Child soldiers are often abducted from their homes, schools or communities and forced into combat, whether by government forces, rebel groups or paramilitary militias. Sometimes they are accepted as 'volunteers', although UNICEF makes the point that few children who join armies are really 'volunteers': minors who are forced to fight are often poor, illiterate and from rural or otherwise marginalised communities. In such circumstances, signing up with fighting groups may seem more attractive than the dismal alternatives.

Zaralam, a 14-year-old military policeman near the southern Afghan city of Kandahar, told IRIN that life was tough but that he had had to join the "army" to earn some money for his family.
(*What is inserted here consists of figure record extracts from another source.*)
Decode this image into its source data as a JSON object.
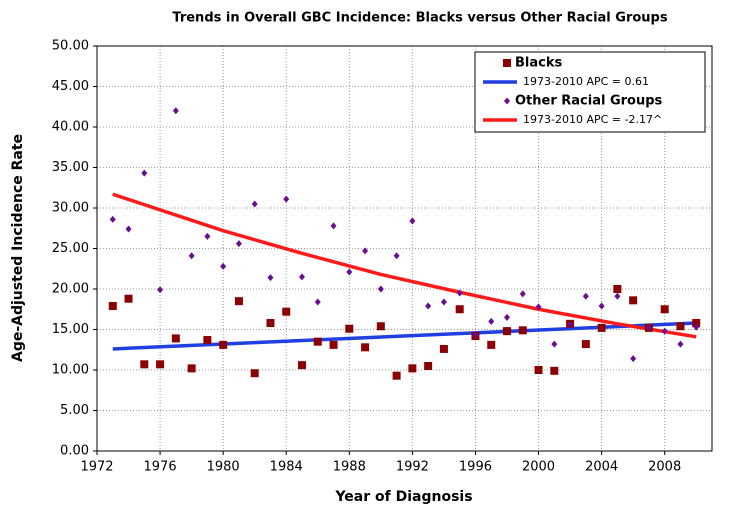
{
  "chart_data": {
    "type": "scatter",
    "title": "Trends in Overall GBC Incidence: Blacks versus Other Racial Groups",
    "x_label": "Year of Diagnosis",
    "y_label": "Age-Adjusted Incidence Rate",
    "xlim": [
      1972,
      2011
    ],
    "ylim": [
      0,
      50
    ],
    "xticks": [
      1972,
      1976,
      1980,
      1984,
      1988,
      1992,
      1996,
      2000,
      2004,
      2008
    ],
    "yticks": [
      {
        "value": 0,
        "label": "0.00"
      },
      {
        "value": 5,
        "label": "5.00"
      },
      {
        "value": 10,
        "label": "10.00"
      },
      {
        "value": 15,
        "label": "15.00"
      },
      {
        "value": 20,
        "label": "20.00"
      },
      {
        "value": 25,
        "label": "25.00"
      },
      {
        "value": 30,
        "label": "30.00"
      },
      {
        "value": 35,
        "label": "35.00"
      },
      {
        "value": 40,
        "label": "40.00"
      },
      {
        "value": 45,
        "label": "45.00"
      },
      {
        "value": 50,
        "label": "50.00"
      }
    ],
    "grid": true,
    "legend_position": "upper right",
    "x": [
      1973,
      1974,
      1975,
      1976,
      1977,
      1978,
      1979,
      1980,
      1981,
      1982,
      1983,
      1984,
      1985,
      1986,
      1987,
      1988,
      1989,
      1990,
      1991,
      1992,
      1993,
      1994,
      1995,
      1996,
      1997,
      1998,
      1999,
      2000,
      2001,
      2002,
      2003,
      2004,
      2005,
      2006,
      2007,
      2008,
      2009,
      2010
    ],
    "series": [
      {
        "name": "Blacks",
        "type": "scatter",
        "marker": "square",
        "color": "#8b0000",
        "values": [
          17.9,
          18.8,
          10.7,
          10.7,
          13.9,
          10.2,
          13.7,
          13.1,
          18.5,
          9.6,
          15.8,
          17.2,
          10.6,
          13.5,
          13.1,
          15.1,
          12.8,
          15.4,
          9.3,
          10.2,
          10.5,
          12.6,
          17.5,
          14.2,
          13.1,
          14.8,
          14.9,
          10.0,
          9.9,
          15.7,
          13.2,
          15.2,
          20.0,
          18.6,
          15.2,
          17.5,
          15.4,
          15.8
        ]
      },
      {
        "name": "1973-2010 APC  = 0.61",
        "type": "line",
        "color": "#1f3fe0",
        "x": [
          1973,
          2010
        ],
        "values": [
          12.6,
          15.8
        ]
      },
      {
        "name": "Other Racial Groups",
        "type": "scatter",
        "marker": "diamond",
        "color": "#6a0d91",
        "values": [
          28.6,
          27.4,
          34.3,
          19.9,
          42.0,
          24.1,
          26.5,
          22.8,
          25.6,
          30.5,
          21.4,
          31.1,
          21.5,
          18.4,
          27.8,
          22.1,
          24.7,
          20.0,
          24.1,
          28.4,
          17.9,
          18.4,
          19.5,
          14.3,
          16.0,
          16.5,
          19.4,
          17.8,
          13.2,
          15.6,
          19.1,
          17.9,
          19.1,
          11.4,
          15.2,
          14.8,
          13.2,
          15.3
        ]
      },
      {
        "name": "1973-2010 APC  = -2.17^",
        "type": "line",
        "color": "#ff1a1a",
        "x": [
          1973,
          1980,
          1985,
          1990,
          1995,
          2000,
          2005,
          2010
        ],
        "values": [
          31.7,
          27.2,
          24.4,
          21.8,
          19.6,
          17.5,
          15.7,
          14.1
        ]
      }
    ]
  }
}
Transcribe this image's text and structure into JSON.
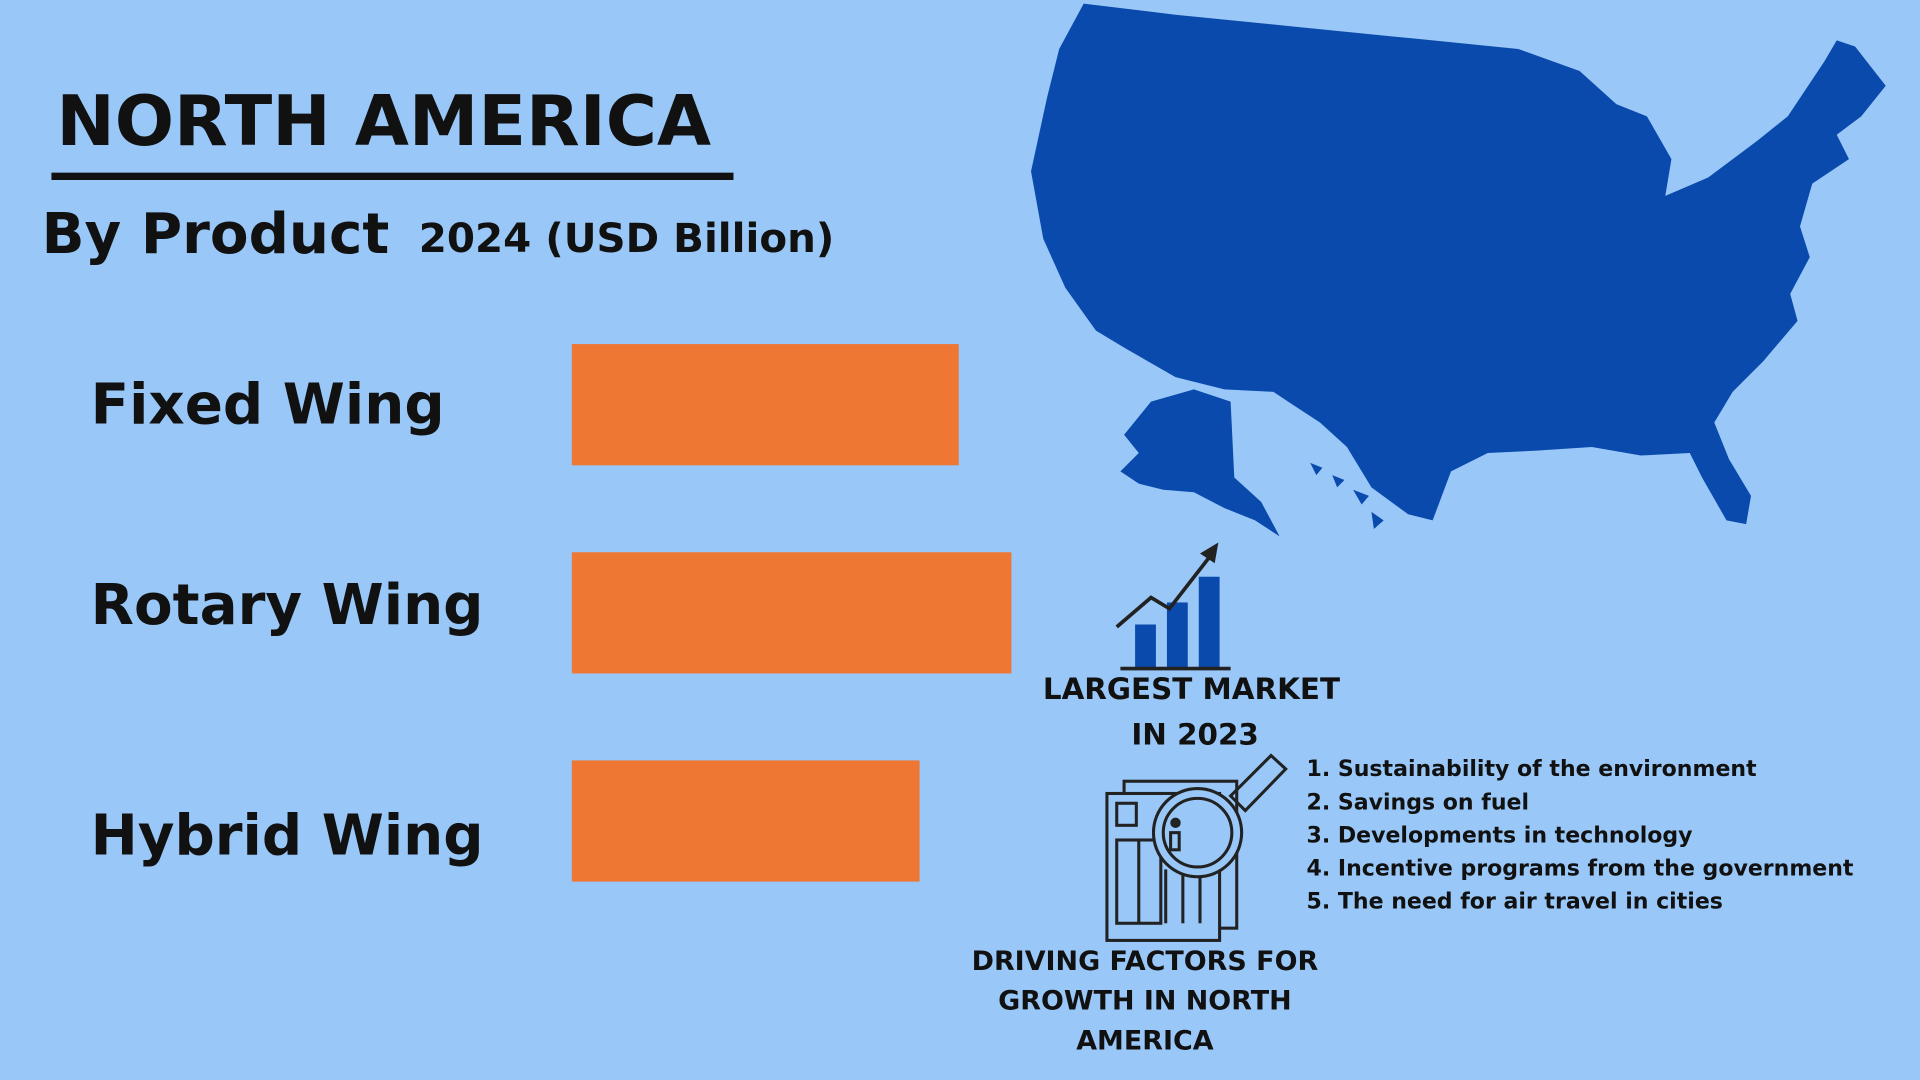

He is one of at least 8,000 children believed to be under arms in Afghanistan, many in the pay of regional warlords.

Even a little education, vocational training - and therefore opportunity - can make children more independent and less susceptible to military recruitment, according to UNICEF. Propaganda and ideological 'brainwashing' can also lure children into the ranks of armed forces.

In conflict situations, orphans whose parents have been killed or have disappeared are particularly vulnerable to coercion or volunteering for service as child soldiers.

Among other things, protection involves developing strategies to make children less vulnerable to military recruitment, and identifying non-violent ways for them to contribute to their families and communities. Resources and capacity are particularly needed to extend education and vocational training, as well as to revive agriculture and provide other economic opportunities, according to the UN.

"Unless children demobilised from armies are given alternatives to soldiering, they are likely to be recruited again into armed groups," Graca Machel, an expert on children in armed conflict, noted in a September 2000 report on The Impact of Armed Conflict on Children.